Piping-hot macaroni and cheese with a crunchy golden-brown crust; chewy, gooey chocolate-chip cookies warm from the oven; or a big mound of fluffy white mashed potatoes with a pool of melted butter dripping down the side -- who doesn't like comfort food?

Comfort foods soothe and nurture us, but they usually come with a steep nutritional price tag: They're generally high in fat, saturated fat, calories, and, sometimes, sugar.

So is the answer to simply resist comforting ourselves with these foods we crave? Not if you listen to Rebecca Reeves, DrPH, RD, an obesity researcher at Baylor College of Medicine.

"I do not believe we should deny ourselves these foods which we have emotional attachments to," says Reeves. "If we do deprive ourselves, we'll just want to eat more and more."

Instead, Reeves suggests that we indulge in our comfort foods in moderation -- especially when these foods are high in calories and fat.

2 Ways Comfort Foods Help

Can any good come from eating comfort foods? You bet! There are at least two ways in which comfort foods can actually help your body:

  • Many popular comfort foods offer significant nutritional value, especially when they've been made over to be lower in fat and sugar and higher in fiber and other important nutrients. Healthful comfort food options include higher-fiber breads, lean meats, and stews and casseroles containing vegetables.
  • One study found some evidence that comfort foods really do function as stress reducers.

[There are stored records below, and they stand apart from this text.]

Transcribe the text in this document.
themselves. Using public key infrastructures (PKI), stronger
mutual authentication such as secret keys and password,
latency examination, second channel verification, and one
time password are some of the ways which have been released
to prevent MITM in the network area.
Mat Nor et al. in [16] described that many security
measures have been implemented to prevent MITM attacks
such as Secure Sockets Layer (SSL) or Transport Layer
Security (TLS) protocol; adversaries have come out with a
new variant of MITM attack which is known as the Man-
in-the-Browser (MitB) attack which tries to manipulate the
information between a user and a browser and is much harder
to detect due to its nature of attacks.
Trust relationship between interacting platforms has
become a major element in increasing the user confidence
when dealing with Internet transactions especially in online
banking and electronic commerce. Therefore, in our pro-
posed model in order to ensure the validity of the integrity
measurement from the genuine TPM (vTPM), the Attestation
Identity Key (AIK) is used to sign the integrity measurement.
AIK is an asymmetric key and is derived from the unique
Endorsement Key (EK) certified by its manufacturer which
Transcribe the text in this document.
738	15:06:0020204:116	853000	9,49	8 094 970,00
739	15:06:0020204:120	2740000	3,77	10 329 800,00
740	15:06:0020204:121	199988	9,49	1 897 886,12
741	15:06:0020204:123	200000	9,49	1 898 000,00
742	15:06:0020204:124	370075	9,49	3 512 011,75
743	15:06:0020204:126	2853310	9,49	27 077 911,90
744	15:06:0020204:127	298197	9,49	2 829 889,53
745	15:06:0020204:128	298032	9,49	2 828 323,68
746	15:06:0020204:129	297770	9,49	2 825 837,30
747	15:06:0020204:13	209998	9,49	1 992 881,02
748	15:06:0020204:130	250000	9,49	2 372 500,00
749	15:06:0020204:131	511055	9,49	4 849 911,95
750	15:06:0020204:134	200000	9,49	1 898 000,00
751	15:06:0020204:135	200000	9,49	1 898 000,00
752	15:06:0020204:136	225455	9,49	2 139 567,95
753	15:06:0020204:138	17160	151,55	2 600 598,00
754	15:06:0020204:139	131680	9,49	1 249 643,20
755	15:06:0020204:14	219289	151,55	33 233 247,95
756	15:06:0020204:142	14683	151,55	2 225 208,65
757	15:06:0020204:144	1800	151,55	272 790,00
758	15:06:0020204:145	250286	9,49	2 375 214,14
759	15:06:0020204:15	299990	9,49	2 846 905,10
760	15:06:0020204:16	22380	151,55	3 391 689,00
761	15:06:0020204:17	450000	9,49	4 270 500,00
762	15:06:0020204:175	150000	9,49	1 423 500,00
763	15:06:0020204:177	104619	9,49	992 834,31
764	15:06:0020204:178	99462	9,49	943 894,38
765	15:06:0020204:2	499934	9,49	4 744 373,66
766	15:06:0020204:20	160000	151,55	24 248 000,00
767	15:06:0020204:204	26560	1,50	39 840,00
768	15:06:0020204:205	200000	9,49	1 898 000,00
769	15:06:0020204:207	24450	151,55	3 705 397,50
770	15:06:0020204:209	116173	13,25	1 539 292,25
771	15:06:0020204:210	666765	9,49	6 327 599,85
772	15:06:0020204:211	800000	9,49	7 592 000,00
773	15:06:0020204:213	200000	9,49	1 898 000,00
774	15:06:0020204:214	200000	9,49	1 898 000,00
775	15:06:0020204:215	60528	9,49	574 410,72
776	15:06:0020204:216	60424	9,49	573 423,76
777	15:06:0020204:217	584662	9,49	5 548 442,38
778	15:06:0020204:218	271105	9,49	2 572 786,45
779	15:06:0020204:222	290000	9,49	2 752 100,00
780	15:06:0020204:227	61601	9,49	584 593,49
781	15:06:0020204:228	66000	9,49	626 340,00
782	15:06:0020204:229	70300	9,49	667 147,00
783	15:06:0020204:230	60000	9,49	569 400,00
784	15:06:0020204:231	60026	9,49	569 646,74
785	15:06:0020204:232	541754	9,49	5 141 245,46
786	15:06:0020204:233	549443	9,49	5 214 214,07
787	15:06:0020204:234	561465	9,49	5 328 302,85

Researchers at the University of California at San Francisco subjected rats to chronic stress over a few days and discovered that these rats preferred to eat sugar and fat to ordinary chow. (Who knew that rats would want the same types of foods when they're stressed out that we do!) And when the rats ate sugar and fat, their brains produced less stress-related hormones.

"However, comfort foods are addictive," notes one of the UCSF researchers, Mary Dallman, PhD. "And if eating them becomes a habit after the stress is over, then there is a downside, because these extra calories are primarily directed into the unhealthy abdominal fat pads."

Sound like anyone you know?

4 Ways to Enjoy Comfort Food Without Guilt

It is possible to comfort yourself without consuming all those extra calories and fat. Here are four tips for enjoying comfort food without doing a number on your diet:

  • Whenever possible, prepare a version of your comfort food that's lower in calories, fat, sodium, and sugar. (I've written a new cookbook, Comfort Food Makeovers, that's full of these nutritionally fine-tuned recipes; look for it at your favorite online bookstore.)
  • Eat your comfort food when you're truly hungry, and stop eating when you're comfortable -- not stuffed.
  • To make it less likely that you're eating for emotional reasons, enjoy your comfort food as part of a regular meal and not as a snack eaten on impulse.
  • Pump up the nutritional volume on your savory comfort foods by adding vegetables or beans when possible. For sweet comfort foods, add more fruit, decrease the sugar (or use half sugar substitute), reduce the fat ingredient down a third or so, and switch half of the flour to whole wheat when you can.